Every item in the H-S catalog is either the best or the only in its category.
And that does make for competitive differentiation. The only other superlative that differentiates would be “cheapest”.
I have challenged some of the companies Valhalla Partners – my firm – invests in to come up with a “Hammacher Schlemer” promise of their own:
We are the <best-or-only> <maker> who makes <widgets> for <benefit>.
- We are the best social network for staying in touch with your friends (Facebook?)
- We are the only web retail site with all the books in the world (Amazon?)
- We are the best word processor for making sure your doc will be readable by someone you send it to (Microsoft Word?)

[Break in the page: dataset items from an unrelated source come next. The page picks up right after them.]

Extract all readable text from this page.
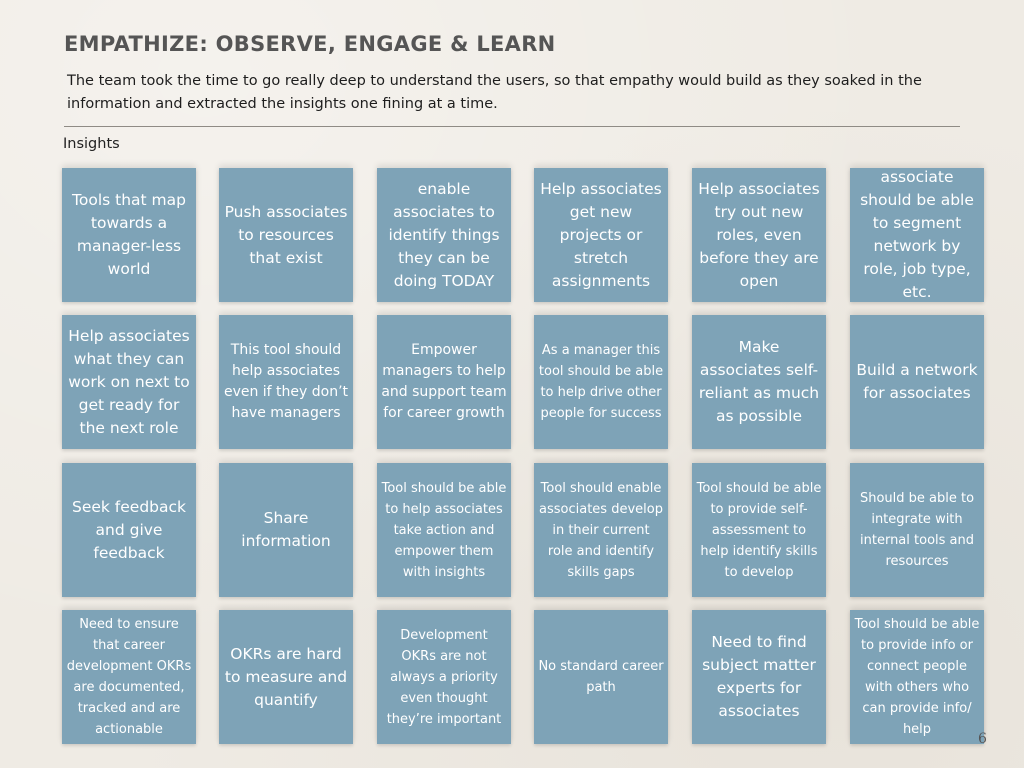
EMPATHIZE: OBSERVE, ENGAGE & LEARN
The team took the time to go really deep to understand the users, so that empathy would build as they soaked in the information and extracted the insights one fining at a time.
Insights
Tools that map towards a manager-less world
Push associates to resources that exist
enable associates to identify things they can be doing TODAY
Help associates get new projects or stretch assignments
Help associates try out new roles, even before they are open
associate should be able to segment network by role, job type, etc.
Help associates what they can work on next to get ready for the next role
This tool should help associates even if they don’t have managers
Empower managers to help and support team for career growth
As a manager this tool should be able to help drive other people for success
Make associates self-reliant as much as possible
Build a network for associates
Seek feedback and give feedback
Share information
Tool should be able to help associates take action and empower them with insights
Tool should enable associates develop in their current role and identify skills gaps
Tool should be able to provide self-assessment to help identify skills to develop
Should be able to integrate with internal tools and resources
Need to ensure that career development OKRs are documented, tracked and are actionable
OKRs are hard to measure and quantify
Development OKRs are not always a priority even thought they’re important
No standard career path
Need to find subject matter experts for associates
Tool should be able to provide info or connect people with others who can provide info/ help
6
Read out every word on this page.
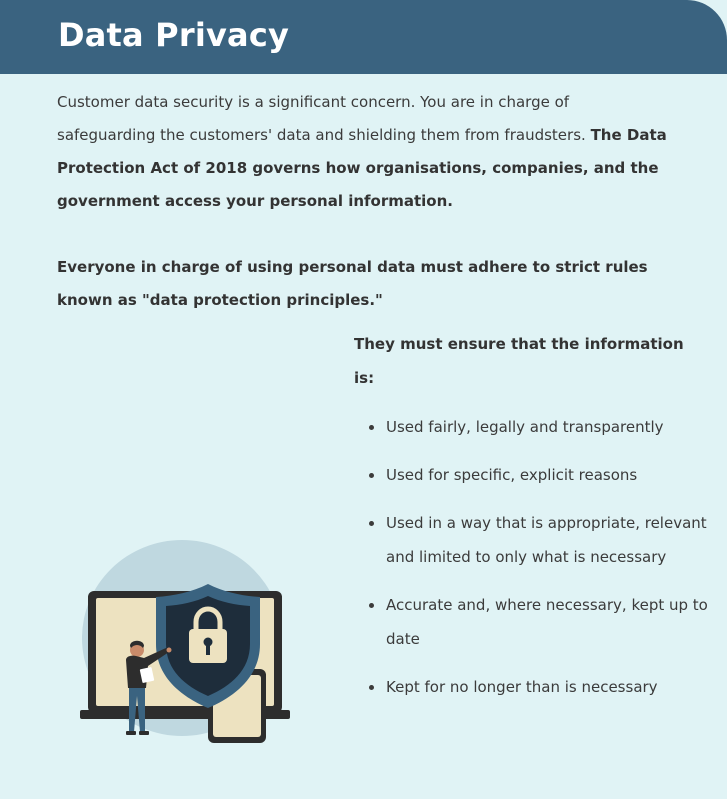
Data Privacy

Customer data security is a significant concern. You are in charge of safeguarding the customers' data and shielding them from fraudsters. The Data Protection Act of 2018 governs how organisations, companies, and the government access your personal information.

Everyone in charge of using personal data must adhere to strict rules known as "data protection principles."

They must ensure that the information is:

Used fairly, legally and transparently
Used for specific, explicit reasons
Used in a way that is appropriate, relevant and limited to only what is necessary
Accurate and, where necessary, kept up to date
Kept for no longer than is necessary
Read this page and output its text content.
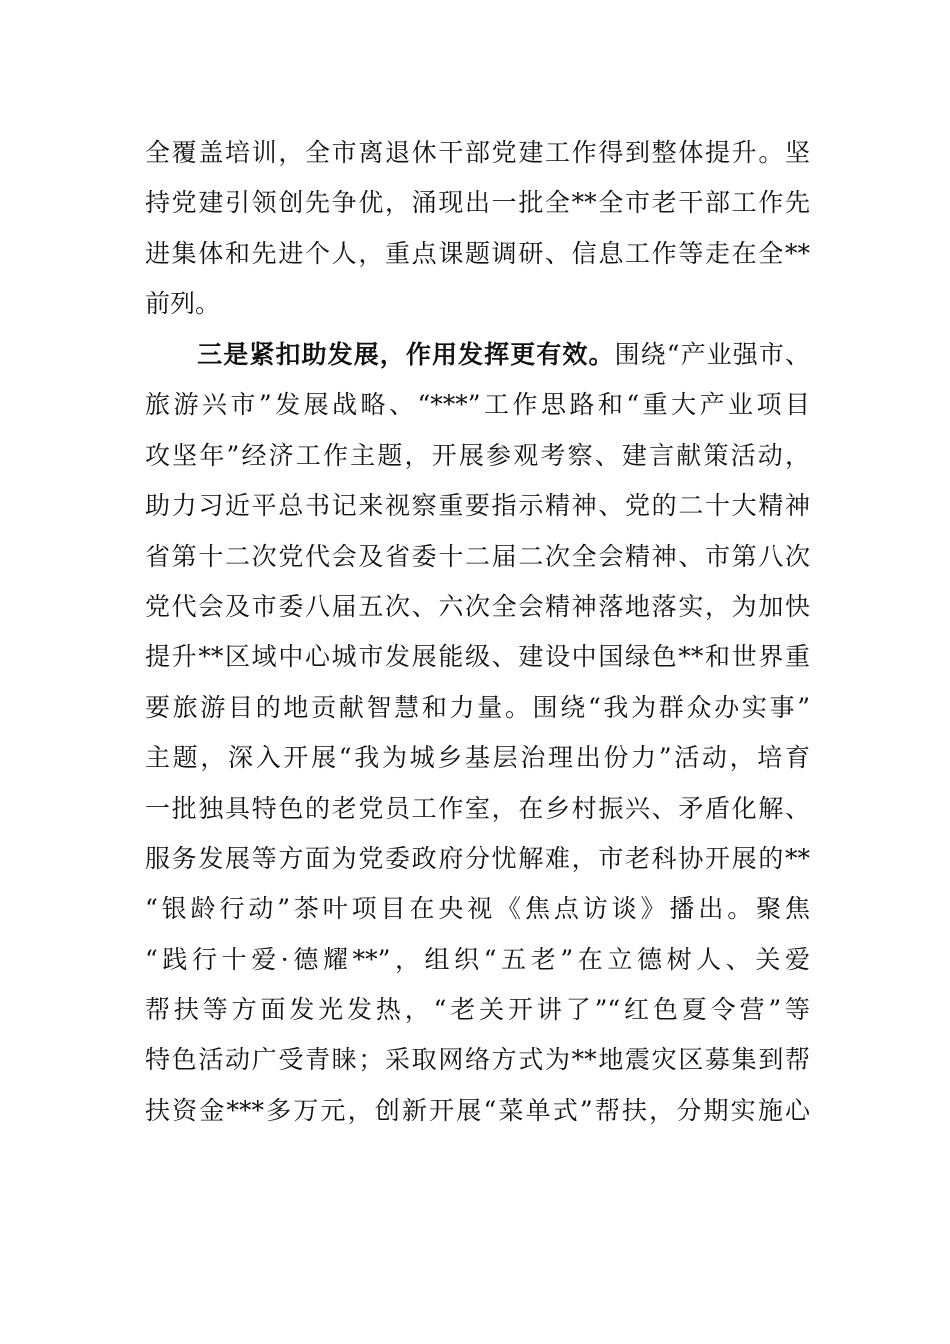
全覆盖培训，全市离退休干部党建工作得到整体提升。坚
持党建引领创先争优，涌现出一批全**全市老干部工作先
进集体和先进个人，重点课题调研、信息工作等走在全**
前列。
　　三是紧扣助发展，作用发挥更有效。围绕“产业强市、
旅游兴市”发展战略、“***”工作思路和“重大产业项目
攻坚年”经济工作主题，开展参观考察、建言献策活动，
助力习近平总书记来视察重要指示精神、党的二十大精神
省第十二次党代会及省委十二届二次全会精神、市第八次
党代会及市委八届五次、六次全会精神落地落实，为加快
提升**区域中心城市发展能级、建设中国绿色**和世界重
要旅游目的地贡献智慧和力量。围绕“我为群众办实事”
主题，深入开展“我为城乡基层治理出份力”活动，培育
一批独具特色的老党员工作室，在乡村振兴、矛盾化解、
服务发展等方面为党委政府分忧解难，市老科协开展的**
“银龄行动”茶叶项目在央视《焦点访谈》播出。聚焦
“践行十爱·德耀**”，组织“五老”在立德树人、关爱
帮扶等方面发光发热，“老关开讲了”“红色夏令营”等
特色活动广受青睐；采取网络方式为**地震灾区募集到帮
扶资金***多万元，创新开展“菜单式”帮扶，分期实施心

There are some finer points here.
First of all, an “only” promise is significantly better, but harder, than a “best” promise. “Best” is debatable. “Only” may be false, but it’s not debatable in the same way.
Second of all, a promise is as much a challenge or an aspiration as a statement of fact. Are there some books you can’t get on Amazon? Undoubtedly. Do you have a better chance of getting a book there than elsewhere on line. I think so; that’s where I head first.
Third of all, an “Amazon-style” promise – a promise that, if you come to my site you will find all of something – is a very powerful promise. New York Times: “all the news that fits the print”. Visa: every merchant, not just (like Amex) some. Etc.
When you present an investment idea – a company or a service or a charity or a new business line – your listeners will want to hear 1) a respectful treatment of your competition and 2) a Hammacher-Schlemer promise about how you’re going to get the better of them.